Kommentar: Die Koalition sollte nicht an Maaßen scheitern

Die aktuelle Debatte um den Verbleib von Hans-Georg Maaßen im Innenminsterium als Staatssekretär innerhalb der SPD ist unglücklich. Es ist verständlich, dass Kritik an dieser Entscheidung aufkommt. Schuld an dieser Entwicklung tragen aber einzig und allein Innenminister Seehofer und die CSU.

Andrea Nahles hat eine Abwägungsentscheidung zugunsten der Fortführung der GroKo getroffen. Diese Entscheidung ist unter den aktuellen Bedingungen richtig. Neuwahlen wären zum jetzigen Zeitpunkt ein Schaden für die Demokratie. Den „Anlass Maaßen“ zum Zeitpunkt des Koalitionsbruchs zu erklären wäre ein falsches Signal.

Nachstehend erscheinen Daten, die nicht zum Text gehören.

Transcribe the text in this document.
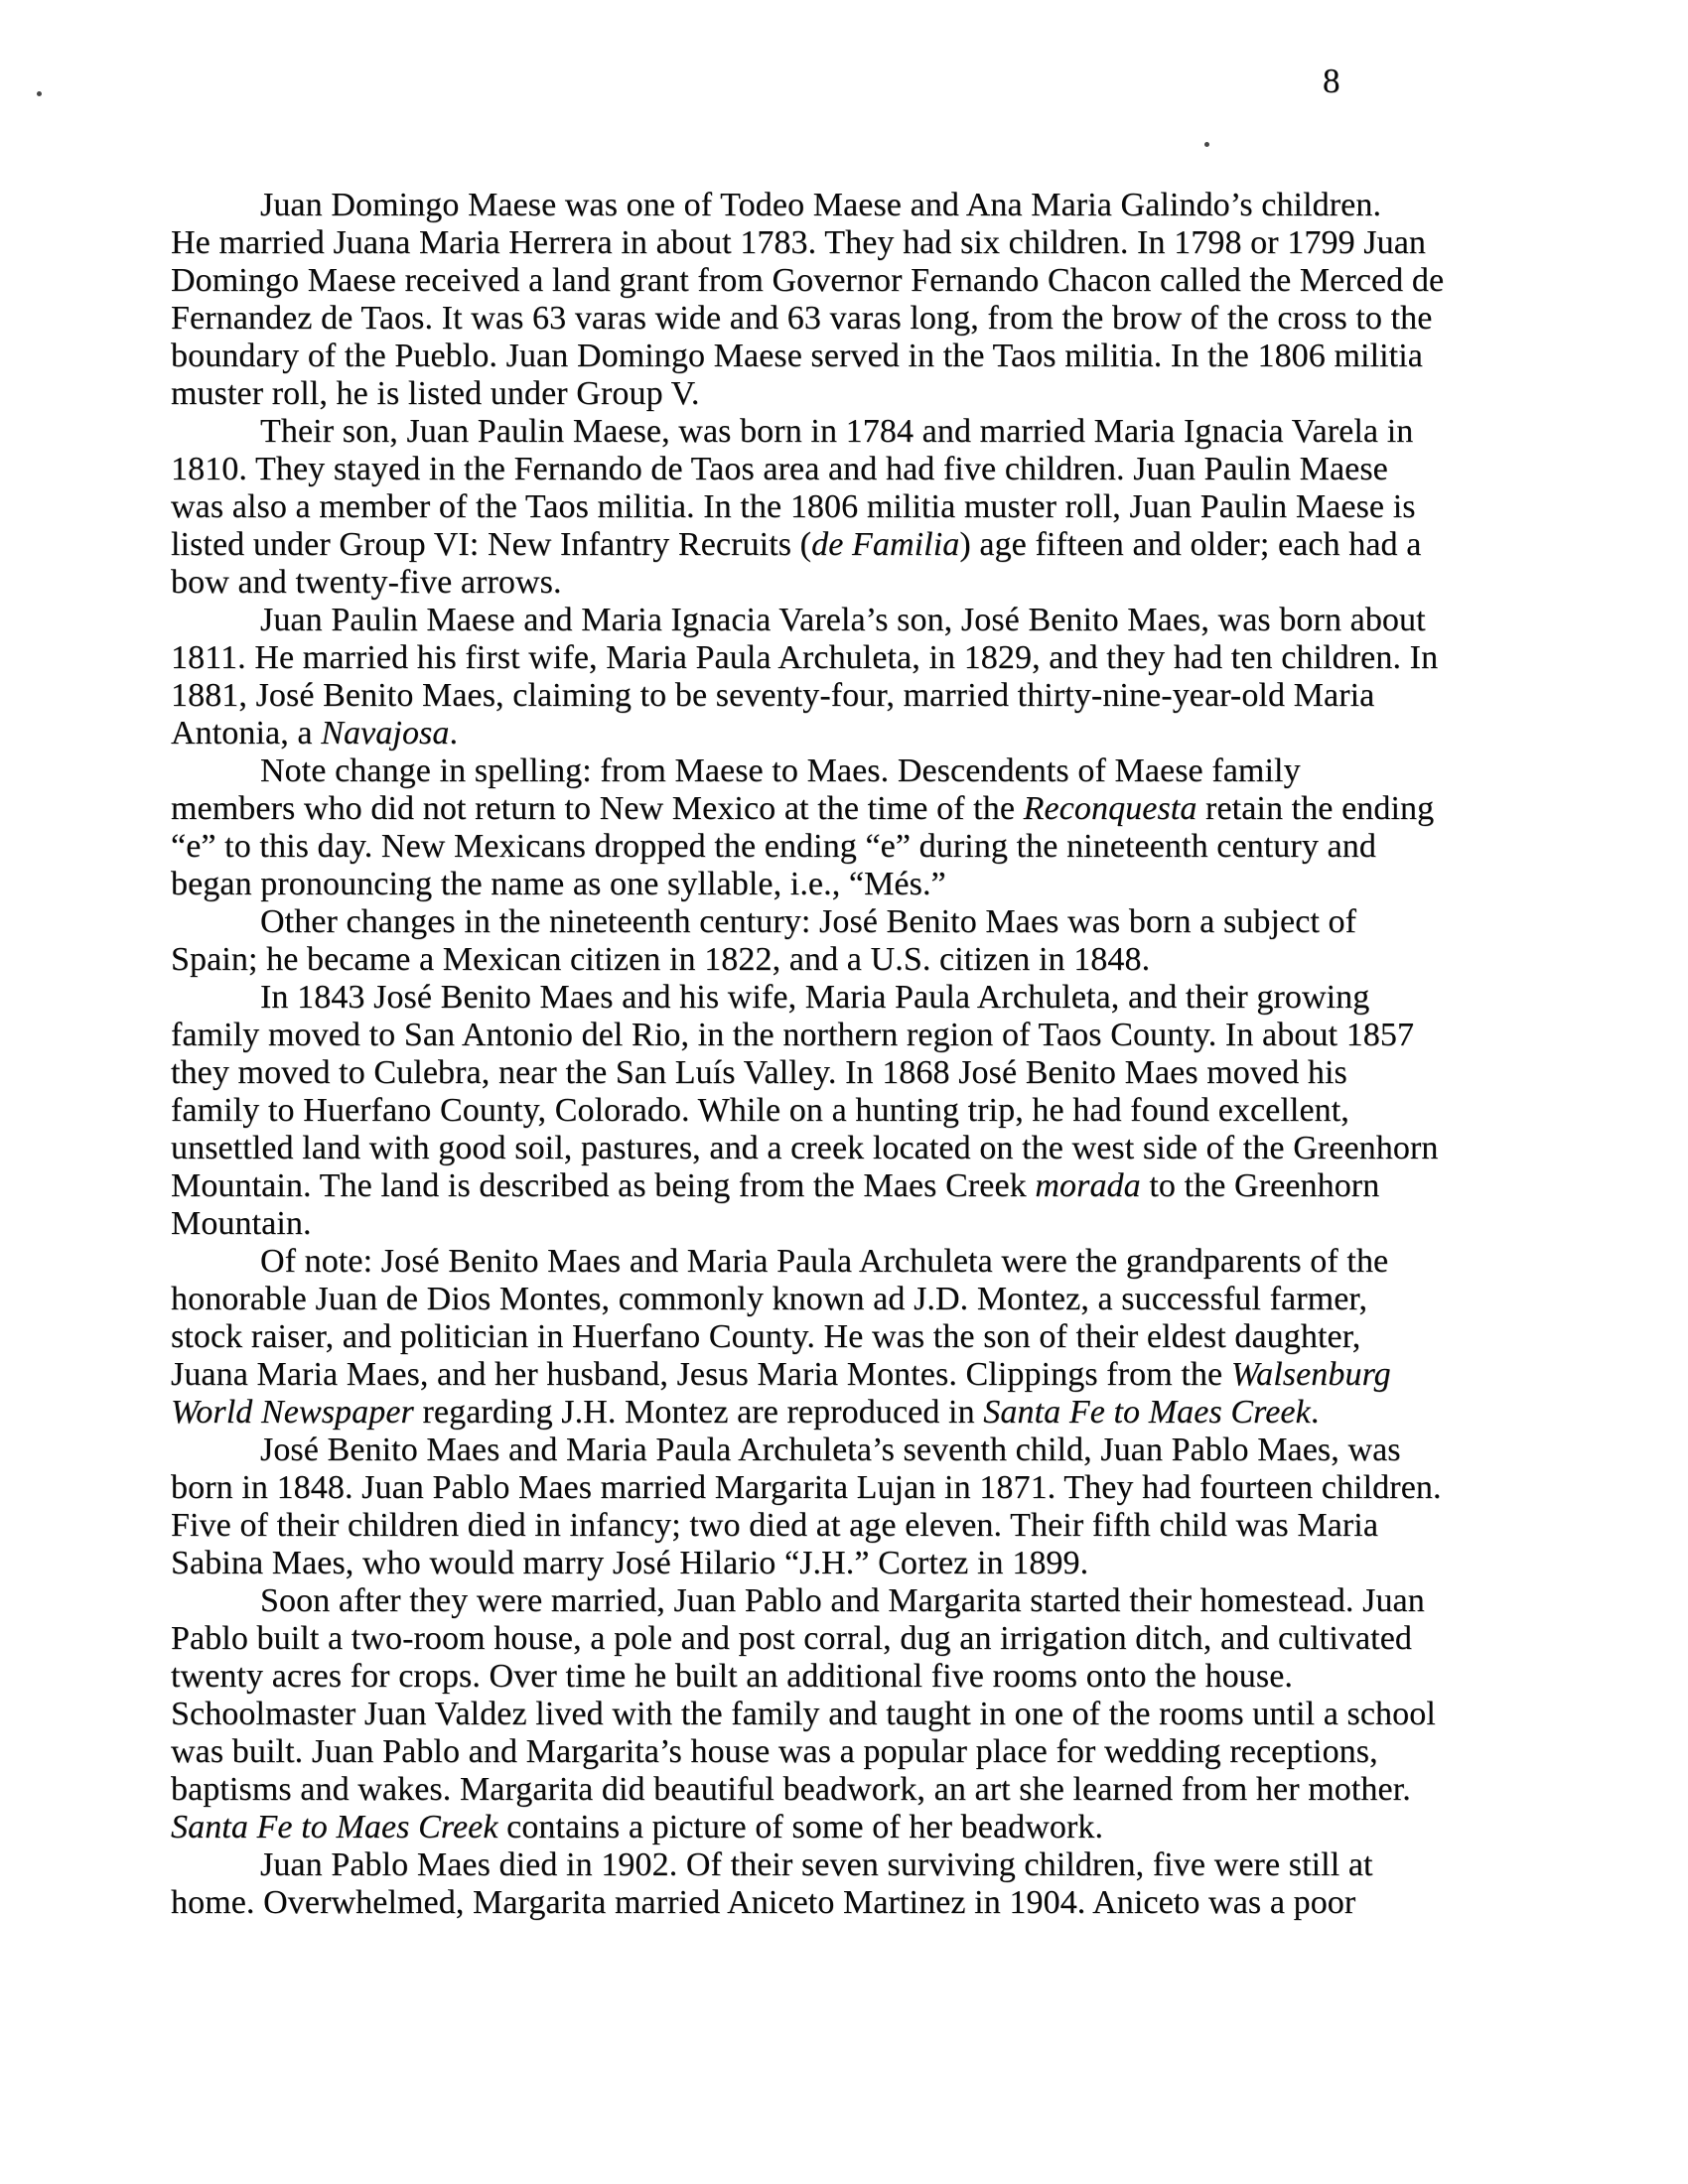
8
Juan Domingo Maese was one of Todeo Maese and Ana Maria Galindo’s children.
He married Juana Maria Herrera in about 1783. They had six children. In 1798 or 1799 Juan
Domingo Maese received a land grant from Governor Fernando Chacon called the Merced de
Fernandez de Taos. It was 63 varas wide and 63 varas long, from the brow of the cross to the
boundary of the Pueblo. Juan Domingo Maese served in the Taos militia. In the 1806 militia
muster roll, he is listed under Group V.
Their son, Juan Paulin Maese, was born in 1784 and married Maria Ignacia Varela in
1810. They stayed in the Fernando de Taos area and had five children. Juan Paulin Maese
was also a member of the Taos militia. In the 1806 militia muster roll, Juan Paulin Maese is
listed under Group VI: New Infantry Recruits (de Familia) age fifteen and older; each had a
bow and twenty-five arrows.
Juan Paulin Maese and Maria Ignacia Varela’s son, José Benito Maes, was born about
1811. He married his first wife, Maria Paula Archuleta, in 1829, and they had ten children. In
1881, José Benito Maes, claiming to be seventy-four, married thirty-nine-year-old Maria
Antonia, a Navajosa.
Note change in spelling: from Maese to Maes. Descendents of Maese family
members who did not return to New Mexico at the time of the Reconquesta retain the ending
“e” to this day. New Mexicans dropped the ending “e” during the nineteenth century and
began pronouncing the name as one syllable, i.e., “Més.”
Other changes in the nineteenth century: José Benito Maes was born a subject of
Spain; he became a Mexican citizen in 1822, and a U.S. citizen in 1848.
In 1843 José Benito Maes and his wife, Maria Paula Archuleta, and their growing
family moved to San Antonio del Rio, in the northern region of Taos County. In about 1857
they moved to Culebra, near the San Luís Valley. In 1868 José Benito Maes moved his
family to Huerfano County, Colorado. While on a hunting trip, he had found excellent,
unsettled land with good soil, pastures, and a creek located on the west side of the Greenhorn
Mountain. The land is described as being from the Maes Creek morada to the Greenhorn
Mountain.
Of note: José Benito Maes and Maria Paula Archuleta were the grandparents of the
honorable Juan de Dios Montes, commonly known ad J.D. Montez, a successful farmer,
stock raiser, and politician in Huerfano County. He was the son of their eldest daughter,
Juana Maria Maes, and her husband, Jesus Maria Montes. Clippings from the Walsenburg
World Newspaper regarding J.H. Montez are reproduced in Santa Fe to Maes Creek.
José Benito Maes and Maria Paula Archuleta’s seventh child, Juan Pablo Maes, was
born in 1848. Juan Pablo Maes married Margarita Lujan in 1871. They had fourteen children.
Five of their children died in infancy; two died at age eleven. Their fifth child was Maria
Sabina Maes, who would marry José Hilario “J.H.” Cortez in 1899.
Soon after they were married, Juan Pablo and Margarita started their homestead. Juan
Pablo built a two-room house, a pole and post corral, dug an irrigation ditch, and cultivated
twenty acres for crops. Over time he built an additional five rooms onto the house.
Schoolmaster Juan Valdez lived with the family and taught in one of the rooms until a school
was built. Juan Pablo and Margarita’s house was a popular place for wedding receptions,
baptisms and wakes. Margarita did beautiful beadwork, an art she learned from her mother.
Santa Fe to Maes Creek contains a picture of some of her beadwork.
Juan Pablo Maes died in 1902. Of their seven surviving children, five were still at
home. Overwhelmed, Margarita married Aniceto Martinez in 1904. Aniceto was a poor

Maaßen wäre in einem anderen Szenario wahlweise als Märtyrer oder Held der politischen Rechten etabliert worden. Ein Märtyrer, der für das Aussprechen von offensichtlichen Fake News auf der rechten Seite als Aussprechender einer vermeintlichen „Wahrheit“ eingestuft wird. Von der Erkenntnis, die Maaßen als das überführt was er ist: ein Verschwörungstheoretiker, braucht jenseits demokratischer Argumentation und Vernunft nicht einmal geträumt werden. Oder aber Maaßen wird zum Held, der den Koalitionsbruch und wahrscheinlichen Sturz von Angela Merkel herbeiführte. Bei aller Dreistigkeit des Schrittes von Horst Seehofer, dieser Kelch ist zumindest bisher an der Demokratie vorbei gegangen. So sollte es auch bleiben.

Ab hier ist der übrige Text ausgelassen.